Domestic equity mutual funds showed inflows of $3.76 billion for the week ended Jan. 12, according to the Investment Company Institute, indicating that retail investors were re-entering the market.

"Most won't invest just because the Dow is approaching the 12,000 mark. I hope anybody investing in the market and not using a financial advisor is looking at price compared to expected earnings," said Beth Larson, principal at Evermay Wealth Management in Washington, D.C. "I would hope that not too many individual investors are getting in at this level."

When the market last crossed 12,000, it was March 2008 and the market was on a fast track lower as the financial crisis was unfolding.

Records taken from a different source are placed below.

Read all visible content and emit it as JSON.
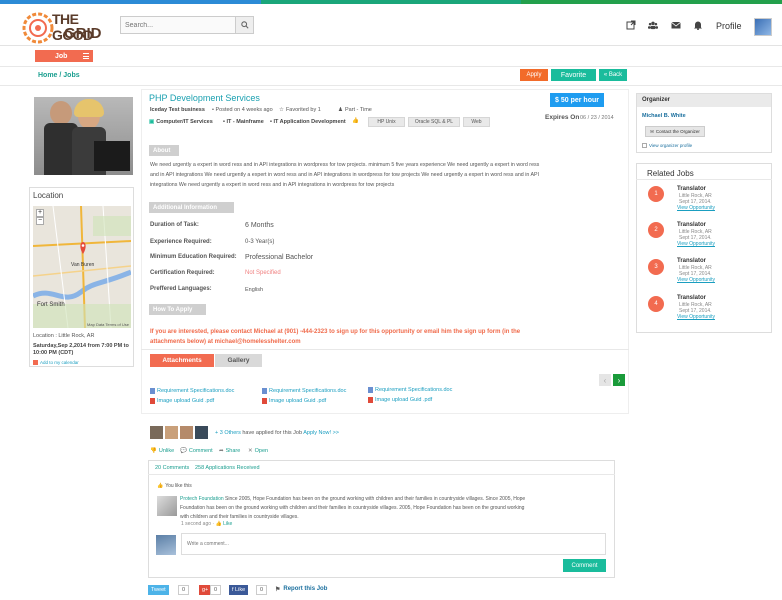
{
  "colors": {
    "accent_orange": "#f26b50",
    "teal": "#1abc9c",
    "link_teal": "#1a9e8f",
    "blue": "#1e9cf0"
  },
  "header": {
    "logo_line1": "THE GOOD",
    "logo_line2": "GRID",
    "search_placeholder": "Search...",
    "icons": [
      "external-link-icon",
      "users-icon",
      "envelope-icon",
      "bell-icon"
    ],
    "profile_label": "Profile"
  },
  "jobbar": {
    "label": "Job"
  },
  "breadcrumb": "Home / Jobs",
  "top_actions": {
    "apply": "Apply",
    "favorite": "Favorite",
    "back": "« Back"
  },
  "job": {
    "title": "PHP Development Services",
    "company": "Iceday Test business",
    "posted": "Posted on 4 weeks ago",
    "favorited": "Favorited by 1",
    "type": "Part - Time",
    "category": "Computer/IT Services",
    "subcategory1": "IT - Mainframe",
    "subcategory2": "IT Application Development",
    "tags": [
      "HP Unix",
      "Oracle SQL & PL",
      "Web"
    ],
    "salary": "$ 50 per hour",
    "expires_label": "Expires On",
    "expires_date": "06 / 23 / 2014"
  },
  "about": {
    "heading": "About",
    "text": "We need urgently a expert in word ress and in API integrations in wordpress for tow projects. minimum 5 five years experience We need urgently a expert in word ress and in API integrations We need urgently a expert in word ress and in API integrations in wordpress for tow projects We need urgently a expert in word ress and in API integrations We need urgently a expert in word ress and in API integrations in wordpress for tow projects"
  },
  "additional": {
    "heading": "Additional Information",
    "rows": [
      {
        "label": "Duration of Task:",
        "value": "6 Months"
      },
      {
        "label": "Experience Required:",
        "value": "0-3 Year(s)"
      },
      {
        "label": "Minimum  Education Required:",
        "value": "Professional Bachelor"
      },
      {
        "label": "Certification Required:",
        "value": "Not Specified"
      },
      {
        "label": "Preffered Languages:",
        "value": "English"
      }
    ]
  },
  "howto": {
    "heading": "How To Apply",
    "text": "If you are interested, please contact Michael at (901) -444-2323 to sign up for this opportunity or email him the sign up form (in the attachments below) at michael@homelesshelter.com"
  },
  "tabs": {
    "attachments": "Attachments",
    "gallery": "Gallery"
  },
  "attachments": [
    {
      "name": "Requirement Specifications.doc",
      "type": "doc"
    },
    {
      "name": "Image upload Guid .pdf",
      "type": "pdf"
    },
    {
      "name": "Requirement Specifications.doc",
      "type": "doc"
    },
    {
      "name": "Image upload Guid .pdf",
      "type": "pdf"
    },
    {
      "name": "Requirement Specifications.doc",
      "type": "doc"
    },
    {
      "name": "Image upload Guid .pdf",
      "type": "pdf"
    }
  ],
  "applied": {
    "others_link": "+ 3 Others",
    "text": "have applied for this Job",
    "apply_now": "Apply Now! >>"
  },
  "actions": {
    "unlike": "Unlike",
    "comment": "Comment",
    "share": "Share",
    "open": "Open"
  },
  "comments": {
    "count_label": "20 Comments",
    "applications_label": "258 Applications Received",
    "you_like": "You like this",
    "author": "Protech Foundation",
    "text": "Since 2005, Hope Foundation has been on the ground working with children and their families in countryside villages. Since 2005, Hope Foundation has been on the ground working with children and their families in countryside villages. 2005, Hope Foundation has been on the ground working with children and their families in countryside villages.",
    "time": "1 second ago",
    "like": "Like",
    "write_placeholder": "Write a comment...",
    "submit": "Comment"
  },
  "location": {
    "heading": "Location",
    "address": "Location : Little Rock, AR",
    "datetime": "Saturday,Sep 2,2014 from 7:00 PM to 10:00 PM (CDT)",
    "calendar": "Add to my calendar",
    "map_label_city": "Van Buren",
    "map_label_city2": "Fort Smith",
    "map_credit": "Map Data  Terms of Use"
  },
  "organizer": {
    "heading": "Organizer",
    "name": "Michael B. White",
    "contact": "Contact the Organizer",
    "view": "View organizer profile"
  },
  "related": {
    "heading": "Related Jobs",
    "items": [
      {
        "num": "1",
        "title": "Translator",
        "city": "Little Rock, AR",
        "date": "Sept 17, 2014.",
        "link": "View Opportunity"
      },
      {
        "num": "2",
        "title": "Translator",
        "city": "Little Rock, AR",
        "date": "Sept 17, 2014.",
        "link": "View Opportunity"
      },
      {
        "num": "3",
        "title": "Translator",
        "city": "Little Rock, AR",
        "date": "Sept 17, 2014.",
        "link": "View Opportunity"
      },
      {
        "num": "4",
        "title": "Translator",
        "city": "Little Rock, AR",
        "date": "Sept 17, 2014.",
        "link": "View Opportunity"
      }
    ]
  },
  "social": {
    "tweet": "Tweet",
    "tweet_count": "0",
    "gplus": "g+",
    "gplus_count": "0",
    "fb_like": "f Like",
    "fb_count": "0",
    "report": "Report this Job"
  }
}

Crossing psychological barriers hasn't always been an accurate way to judge market movements. When the market recovered and shot past 10,000 again in November 2009, it was a quick but bumpy ride up to 11,000 in April 2010. But the market swooned from there before rebounding after the Federal Reserve launched the second leg of its monetary easing program, and voters changed the complexion in Washington by restoring a Republican majority in the House.

Should the news cycle turn negative, as it did after Dow 11,000, investors could be in for some significant volatility.

"If our sense of reading the market tea leaves is remotely accurate, it may be necessary for some action on long-term deficit reduction that is credible to the investment community for a new secular bull market to evolve," Tobias Levkovich, Citigroup's chief market strategist, said in a note to clients.

The touchy political climatehas some investors concerned, regardless of whether the January Effect, which prior to the past two years had correctly predicted the market about 90 percent of the time, proves accurate.

"Everybody seems to be of the same mind now. It's hard to find someone who is not at least moderately bullish. You get everybody lined up on one side of the market and it has a habit of doing the opposite," says David Twibell, president of wealth management for Colorado Capital Bank in Denver. "We are being selective here. The market has had a wonderful run. It may continue but at some point we're going to have a correction."

Twibell is buying stocks that have not participated in the rally, such as Hewlett-Packard , Intel and Cisco.

At Bank of America, Woo is advising clients to hedge positions in foreign currencies such as the Swedish krona and the Korean won as a brace should the "long equities" trade start to become too crowded and falter.

Keith Springer, president of Springer Advisory Services in Sacramento, Calif., said that should the January Effect hold, it's likely that small- and mid-caps will benefit, even after a banner year in 2010.

"That's the sweet spot for this market," Springer said. "Those companies tend to benefit the most from growth."

However, he also thinks that while the market is likely to continue to grow for the first half of the year, the ending of Fed intervention and the realization from investors that real economic recovery is a long way off will hammer stocks, with up to a 50 percent drop possible.

"At some point the rug is going to get pulled out from under you and there's going to be no place to hide," he said. "Whoever is holding the bag at the end is going to get crushed."